Friday, April 20, 2007

I told you so

For weeks, I've contended that the Congressional Democrats' tinkering with war-funding legislation, by inserting various withdrawal benchmarks and the like, would eventually backfire, leaving Bush with the assertion that the Democrats are endangering the troops. Indeed, even in the face of a threatened veto, the Democrats are backing down on the pending legislation; and--as I've long argued--if Bush does veto any eventual bill, the Congress will sheepishly send him a bill without strings. Result: Bush will look "strong" and Congress will look like the dweebs they are.

I saw this coming. Why didn't they?

Thursday, April 19, 2007

I'm not worried

because after mistakes like this, I'm sure software programs will never take over the art of writing.

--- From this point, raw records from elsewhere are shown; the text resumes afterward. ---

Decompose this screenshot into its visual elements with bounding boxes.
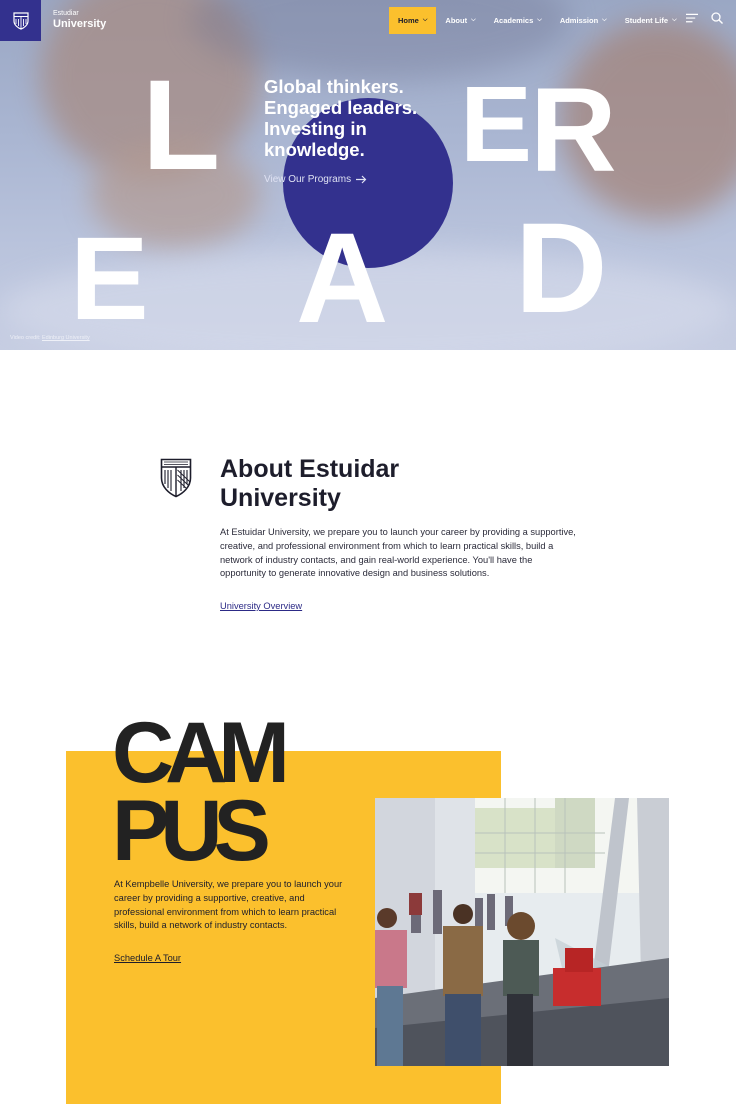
brand-name-small: Estudiar (53, 10, 79, 17)
nav-item-label: Home (398, 16, 419, 25)
chevron-down-icon: ⌵ (471, 17, 476, 23)
hero-section: L E R E A D Global thinkers. Engaged lea… (0, 0, 736, 350)
nav-item-student-life[interactable]: Student Life ⌵ (616, 7, 686, 34)
menu-icon[interactable] (686, 13, 698, 24)
nav-item-admission[interactable]: Admission ⌵ (551, 7, 616, 34)
chevron-down-icon: ⌵ (602, 17, 607, 23)
about-title: About Estuidar University (220, 455, 460, 513)
brand-name[interactable]: Estudiar University (53, 10, 106, 30)
hero-headline-line: Engaged leaders. (264, 97, 418, 118)
hero-headline-line: Global thinkers. (264, 76, 404, 97)
about-title-line: About Estuidar (220, 455, 400, 483)
campus-photo-image (375, 798, 669, 1066)
video-credit-link[interactable]: Edinburg University (42, 335, 90, 341)
campus-heading: PUS (112, 783, 271, 879)
search-icon[interactable] (711, 12, 723, 24)
campus-photo (375, 798, 669, 1066)
hero-headline-line: knowledge. (264, 139, 365, 160)
hero-letter: L (142, 54, 221, 197)
shield-crest-icon (160, 458, 192, 498)
campus-description: At Kempbelle University, we prepare you … (114, 879, 343, 931)
nav-item-label: Admission (559, 16, 599, 25)
nav-item-about[interactable]: About ⌵ (436, 7, 484, 34)
hero-letter: R (530, 63, 617, 197)
hero-headline: Global thinkers. Engaged leaders. Invest… (264, 76, 444, 160)
hero-letter: A (296, 207, 389, 350)
shield-logo-icon (12, 11, 29, 30)
view-programs-link[interactable]: View Our Programs (264, 174, 367, 185)
schedule-tour-link[interactable]: Schedule A Tour (114, 953, 181, 963)
video-credit: Video credit: Edinburg University (10, 335, 90, 341)
nav-item-label: About (445, 16, 468, 25)
hero-letter: E (460, 63, 533, 184)
hero-letter: E (70, 213, 149, 345)
chevron-down-icon: ⌵ (537, 17, 542, 23)
logo[interactable] (0, 0, 41, 41)
hero-letter: D (515, 197, 608, 340)
arrow-right-icon (356, 175, 367, 184)
view-programs-label: View Our Programs (264, 174, 352, 185)
about-description: At Estuidar University, we prepare you t… (220, 527, 576, 579)
university-overview-link[interactable]: University Overview (220, 601, 302, 611)
nav-item-label: Student Life (624, 16, 669, 25)
nav-item-label: Academics (493, 16, 534, 25)
brand-name-big: University (53, 18, 107, 30)
hero-headline-line: Investing in (264, 118, 367, 139)
nav-item-academics[interactable]: Academics ⌵ (485, 7, 551, 34)
chevron-down-icon: ⌵ (672, 17, 677, 23)
main-nav: Home ⌵ About ⌵ Academics ⌵ Admission ⌵ S… (389, 7, 686, 34)
video-credit-prefix: Video credit: (10, 335, 43, 341)
about-title-line: University (220, 484, 341, 512)
nav-item-home[interactable]: Home ⌵ (389, 7, 437, 34)
chevron-down-icon: ⌵ (422, 17, 428, 23)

(Or maybe I should be worried, in case they do.)

Wednesday, April 18, 2007

No way, Jose

There are few issues (well, maybe, not so few) where there's a black and a white. But here's one: a Senate bill that permits (doesn't even require) the Social Security Administration to bargain with drug makers over prices.

Who on Earth could vote against that? Well, apparently, enough Republicans to maintain a fillibuster. How mean-spirited, how obviously "bought and paid for" can a politician be?

Tuesday, April 17, 2007

Once again, Pat Buchanan is right on

I despised him during Watergate (he was an assistant to Nixon), but I gotta tell ya, his columns about the war in Iraq and the evil and corruption of the neocons are written as if by me, except that he's got loads of history, having lived much of it.

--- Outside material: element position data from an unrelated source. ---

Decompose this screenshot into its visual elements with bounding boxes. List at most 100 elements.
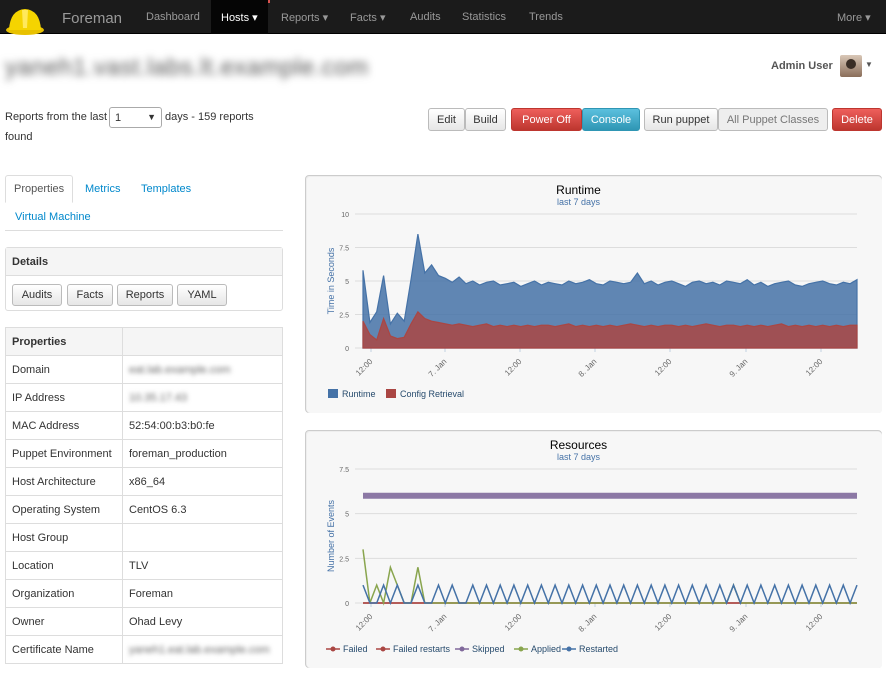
resources-chart-panel: Resources last 7 days 0 2.5 5 7.5 Number of Ev… xyxy=(305,430,882,668)
property-row: Puppet Environment foreman_production xyxy=(5,439,283,468)
property-row: IP Address 10.35.17.43 xyxy=(5,383,283,412)
property-row: Certificate Name yaneh1.eat.lab.example.c… xyxy=(5,635,283,664)
user-menu-name[interactable]: Admin User xyxy=(771,60,833,72)
property-row: Host Architecture x86_64 xyxy=(5,467,283,496)
tab-metrics[interactable]: Metrics xyxy=(85,183,120,195)
all-puppet-classes-button[interactable]: All Puppet Classes xyxy=(718,108,828,131)
property-key: Location xyxy=(5,551,123,580)
nav-hosts[interactable]: Hosts ▾ xyxy=(211,0,268,34)
power-off-button[interactable]: Power Off xyxy=(511,108,582,131)
property-value: Foreman xyxy=(122,579,283,608)
facts-button[interactable]: Facts xyxy=(67,284,113,306)
y-tick-label: 2.5 xyxy=(339,313,349,320)
chart-background xyxy=(307,432,882,668)
chart-subtitle: last 7 days xyxy=(557,197,601,207)
property-row: Owner Ohad Levy xyxy=(5,607,283,636)
nav-more[interactable]: More ▾ xyxy=(837,11,871,24)
runtime-chart-panel: Runtime last 7 days 0 2.5 5 7.5 10 Time in Seco… xyxy=(305,175,882,413)
property-row: Organization Foreman xyxy=(5,579,283,608)
tab-templates[interactable]: Templates xyxy=(141,183,191,195)
property-key: Owner xyxy=(5,607,123,636)
y-tick-label: 2.5 xyxy=(339,556,349,563)
property-value: CentOS 6.3 xyxy=(122,495,283,524)
y-tick-label: 5 xyxy=(345,279,349,286)
y-tick-label: 10 xyxy=(341,212,349,219)
legend-label: Failed xyxy=(343,644,368,654)
property-value: 52:54:00:b3:b0:fe xyxy=(122,411,283,440)
legend-label: Failed restarts xyxy=(393,644,451,654)
reports-days-select[interactable]: 1 ▼ xyxy=(109,107,162,128)
legend-marker xyxy=(459,646,465,652)
property-key: Certificate Name xyxy=(5,635,123,664)
nav-facts[interactable]: Facts ▾ xyxy=(350,11,385,24)
property-value xyxy=(122,523,283,552)
edit-button[interactable]: Edit xyxy=(428,108,465,131)
reports-found-label: found xyxy=(5,131,33,143)
select-caret-icon: ▼ xyxy=(147,112,156,122)
y-tick-label: 0 xyxy=(345,346,349,353)
user-menu-caret-icon[interactable]: ▼ xyxy=(865,60,873,69)
build-button[interactable]: Build xyxy=(465,108,506,131)
yaml-button[interactable]: YAML xyxy=(177,284,227,306)
chart-subtitle: last 7 days xyxy=(557,452,601,462)
legend-marker xyxy=(518,646,524,652)
property-row: Host Group xyxy=(5,523,283,552)
legend-label: Config Retrieval xyxy=(400,389,464,399)
runtime-chart: Runtimelast 7 days02.557.510Time in Seco… xyxy=(307,177,882,413)
chart-title: Runtime xyxy=(556,183,601,197)
nav-reports[interactable]: Reports ▾ xyxy=(281,11,328,24)
property-key: Domain xyxy=(5,355,123,384)
property-value: Ohad Levy xyxy=(122,607,283,636)
legend-label: Skipped xyxy=(472,644,505,654)
chart-title: Resources xyxy=(550,438,607,452)
tab-properties[interactable]: Properties xyxy=(5,175,74,203)
top-navbar: Foreman Dashboard Hosts ▾ Reports ▾ Fact… xyxy=(0,0,886,36)
legend-marker xyxy=(566,646,572,652)
audits-button[interactable]: Audits xyxy=(12,284,62,306)
reports-label: Reports from the last xyxy=(5,111,108,123)
reports-button[interactable]: Reports xyxy=(117,284,173,306)
properties-header-row: Properties xyxy=(5,327,283,356)
console-button[interactable]: Console xyxy=(582,108,640,131)
property-key: Operating System xyxy=(5,495,123,524)
y-tick-label: 7.5 xyxy=(339,246,349,253)
avatar[interactable] xyxy=(840,55,862,77)
y-tick-label: 7.5 xyxy=(339,467,349,474)
brand-name[interactable]: Foreman xyxy=(62,10,122,27)
properties-header-empty xyxy=(122,327,283,356)
tab-virtual-machine[interactable]: Virtual Machine xyxy=(15,211,91,223)
property-key: Host Group xyxy=(5,523,123,552)
nav-trends[interactable]: Trends xyxy=(529,11,563,23)
run-puppet-button[interactable]: Run puppet xyxy=(644,108,718,131)
property-value: foreman_production xyxy=(122,439,283,468)
property-key: Host Architecture xyxy=(5,467,123,496)
legend-label: Restarted xyxy=(579,644,618,654)
y-axis-label: Number of Events xyxy=(326,499,336,572)
property-row: MAC Address 52:54:00:b3:b0:fe xyxy=(5,411,283,440)
legend-marker xyxy=(330,646,336,652)
property-value: yaneh1.eat.lab.example.com xyxy=(122,635,283,664)
property-key: MAC Address xyxy=(5,411,123,440)
properties-title: Properties xyxy=(5,327,123,356)
property-value: eat.lab.example.com xyxy=(122,355,283,384)
properties-table: Properties Domain eat.lab.example.com IP A… xyxy=(5,327,283,664)
y-tick-label: 5 xyxy=(345,512,349,519)
nav-audits[interactable]: Audits xyxy=(410,11,441,23)
legend-label: Runtime xyxy=(342,389,376,399)
property-key: IP Address xyxy=(5,383,123,412)
nav-statistics[interactable]: Statistics xyxy=(462,11,506,23)
property-key: Organization xyxy=(5,579,123,608)
legend-label: Applied xyxy=(531,644,561,654)
delete-button[interactable]: Delete xyxy=(832,108,882,131)
nav-dashboard[interactable]: Dashboard xyxy=(146,11,200,23)
legend-marker xyxy=(380,646,386,652)
details-title: Details xyxy=(6,248,282,276)
y-tick-label: 0 xyxy=(345,601,349,608)
host-tabs: Properties Metrics Templates Virtual Mac… xyxy=(5,175,283,231)
property-value: 10.35.17.43 xyxy=(122,383,283,412)
foreman-helmet-logo[interactable] xyxy=(5,6,45,36)
details-panel: Details Audits Facts Reports YAML xyxy=(5,247,283,311)
property-value: x86_64 xyxy=(122,467,283,496)
host-title: yaneh1.vast.labs.lt.example.com xyxy=(5,54,369,81)
reports-days-value: 1 xyxy=(115,112,122,124)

This essay about Wolfie is wonderful, all except the part about US cessation of foreign aid. I agree we should be more circumspect with such aid--we could save a couple of billions a year if we discontinued military aid to Israel, for example--but we need to continue to share our abundance with the underdeveloped nations.

But otherwise, I love watching the paleoconservatives (Buchanan's word) chew up the neoconservatives. If this keeps up, whoever gets the Democratic nomination for President will carry every state except those that seceded in 1860, and maybe even Florida. And the Congress will be so heavily Democratic that it may be able to right our ship of state.


The district court judge in the AIPAC espionage trial has ruled that the evidence must be presented in public, not held secret as the US Attorney had argued. We may at last have coverage of the degree to which Israel has infiltrated our intelligence and government apparatus. At least we'll no longer be frozen out of the slightest inquiry into the conduct of our "ally." (This assumes that the US government proceeds to trial on this basis. I wouldn't be surprised at an interlocutory appeal to delay or reverse the trial court's ruling, or, for that matter, a dismissal of charges by the government on grounds of "national security.")

My favorite line of the judge's ruling: "Justice must not only be done; it must also be seen."

I wouldn't put it past them

So, the Senate has determined to delay Gonzales' appearance until Thursday on account of the shootings at Virginia Tech. The killer was apparently a Korean student, who committed suicide after his rampage. Am I crazy for wondering if somebody in the administration hired him, just to gain a brief respite from the ceaseless barrage of scandal, and two more days for Gonzales to rehearse?

Yeah, I thought so.

Gosh, I wonder why

we in the U.S. don't get al-Jazeera TV. Could it be "political pressure"? Never, not in the good ol' U S of A, where freedom reigns.

Monday, April 16, 2007

South America, anyone?

Chavez in Venezuela, Morales of Bolivia, Correa of Ecuador, Bachelet of Chile and to a lesser extent Lula of Brazil (not to mention Chavez of Nicaragua in Central America)--socialists/progressives all. And if the latest referendum in Bolivia is any indicator, they hold overwhelming popular support.

All my adult life the nations to the south of us (except, of course, Cuba) have been ruled by various American-backed dictators and regimes. There's a distinctly liberating feel to them now, that the populace is taking control of its destiny, its allegiances and its resources. Wouldn't it be wonderful if other nations south of the equator (in Africa, especially) would join them?